De même et sans exclure les très bonnes formules comme mortalité scolaire, survivant du système... je me suis heurté aux phrases où le même mot est répété intentionnellement 8 fois « acquérir », p. 145; 6 fois « force », p. 29; « manière », 4 fois en deux lignes p. 163... « que trahit le système d'enseignement lorsqu'il dévalorise les manières trop scolaires de ceux qui lui doivent leurs manières, désavouant par là sa manière propre de produire des manières »...

Peut-être ont-ils voulu aider le lecteur à faire l'expérience concrète des facilités de classe, qui l'ont conduit à vivre l'école, puisque selon eux «l'aisance dans le maniement du langage peut aller jusqu'à la désinvolture lorsqu'elle est associée à la certitude de soi que procure l'appartenance à une catégorie privilégiée » (p. 148) . En tous les cas, un tel procédé de sursélection prolongée au delà de l'université ne suffit pas à convaincre de la reproduction totale du système.
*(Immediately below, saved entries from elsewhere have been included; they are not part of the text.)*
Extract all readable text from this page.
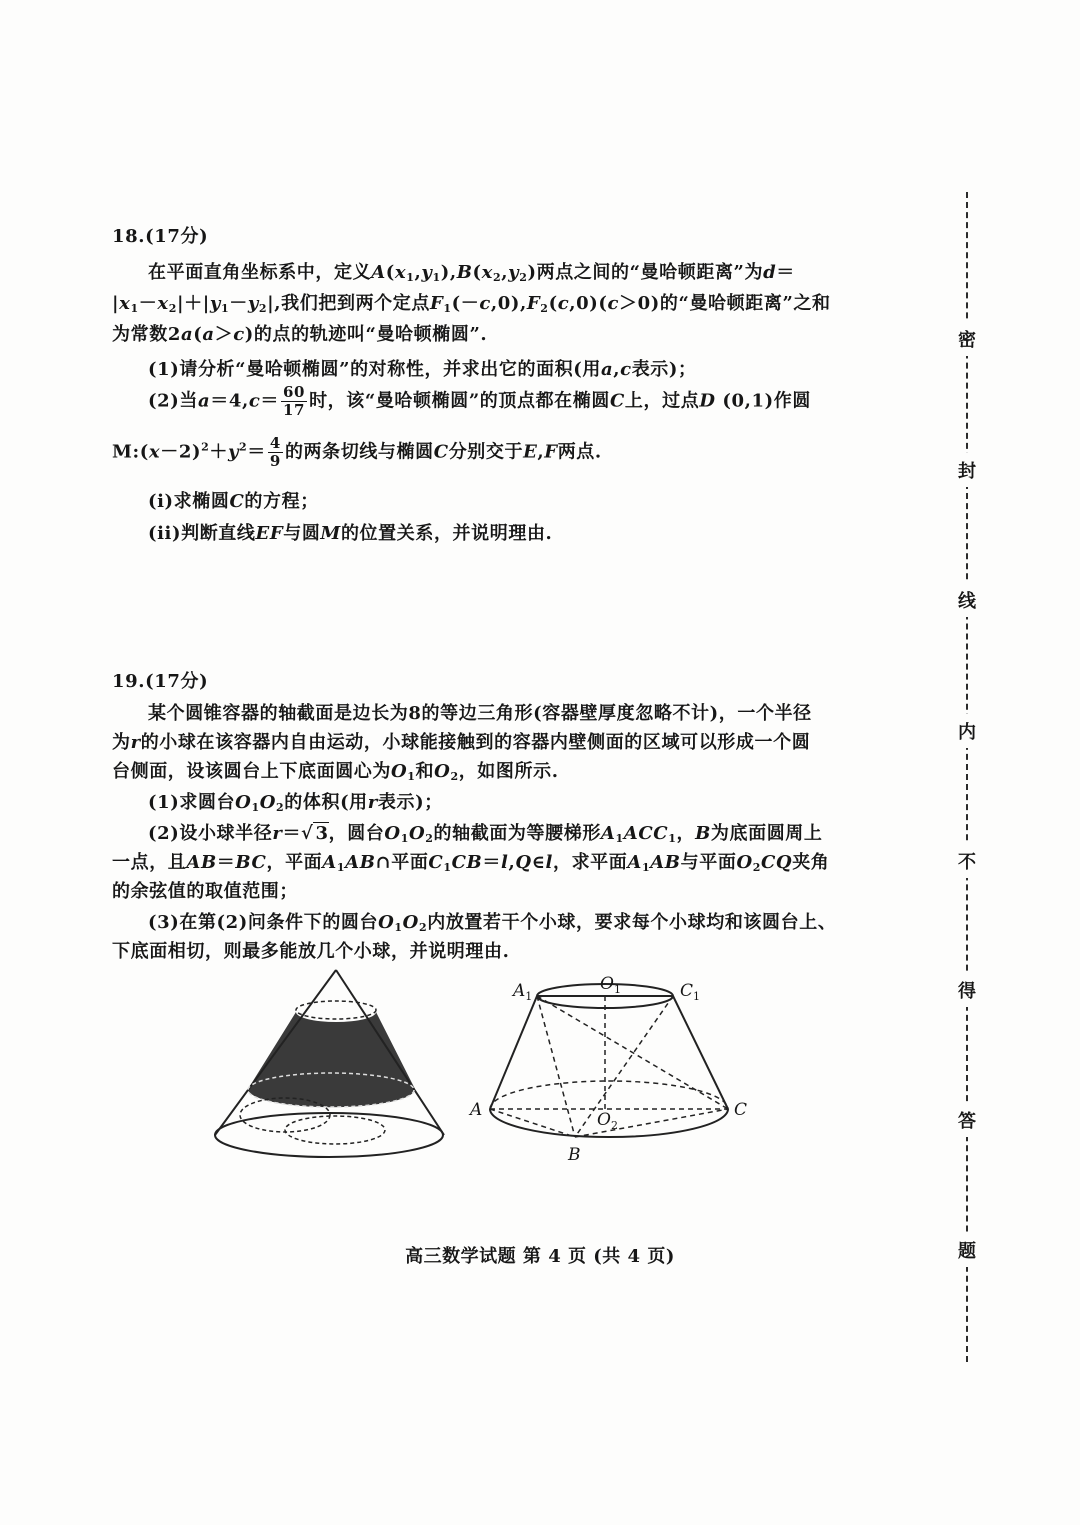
18.(17分)
在平面直角坐标系中，定义$A(x_1,y_1),B(x_2,y_2)$两点之间的“曼哈顿距离”为d＝
$|x_1-x_2|+|y_1-y_2|$,我们把到两个定点$F_1(-c,0),F_2(c,0)(c>0)$的“曼哈顿距离”之和
为常数2a(a＞c)的点的轨迹叫“曼哈顿椭圆”.
(1)请分析“曼哈顿椭圆”的对称性，并求出它的面积(用a,c表示)；
(2)当$a=4,c= \frac{60}{17}$ 时，该“曼哈顿椭圆”的顶点都在椭圆C上，过点D (0,1)作圆
$M:(x-2)^2+y^2= \frac{4}{9}$ 的两条切线与椭圆C分别交于E,F两点.
(i)求椭圆C的方程；
(ii)判断直线EF与圆M的位置关系，并说明理由.
19.(17分)
某个圆锥容器的轴截面是边长为8的等边三角形(容器壁厚度忽略不计)，一个半径
为r的小球在该容器内自由运动，小球能接触到的容器内壁侧面的区域可以形成一个圆
台侧面，设该圆台上下底面圆心为$O_1$和$O_2$，如图所示.
(1)求圆台$O_1O_2$的体积(用r表示)；
(2)设小球半径r＝√ 3，圆台$O_1O_2$的轴截面为等腰梯形$A_1ACC_1$，B为底面圆周上
一点，且AB＝BC，平面$A_1AB\cap$平面$C_1CB=l,Q\in l$，求平面$A_1AB$与平面$O_2CQ$夹角
的余弦值的取值范围；
(3)在第(2)问条件下的圆台$O_1O_2$内放置若干个小球，要求每个小球均和该圆台上、
下底面相切，则最多能放几个小球，并说明理由.
$A_1$
$O_1$	$C_1$
A	$O_2$
C
B
密
封
线
内
不
得
答
题
高三数学试题 第 4 页 (共 4 页)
Une critique approfondie du style des auteurs et ce qu'il révèle peut-être, de leurs motivations sociales et politiques a été faite par A. Prost dans la revue Esprit (n° 12-1970). Il ne me semble pas utile de revenir ici sur ce débat sauf pour prévenir à nouveau les lecteurs que La Reproduction est un ouvrage difficile à lire.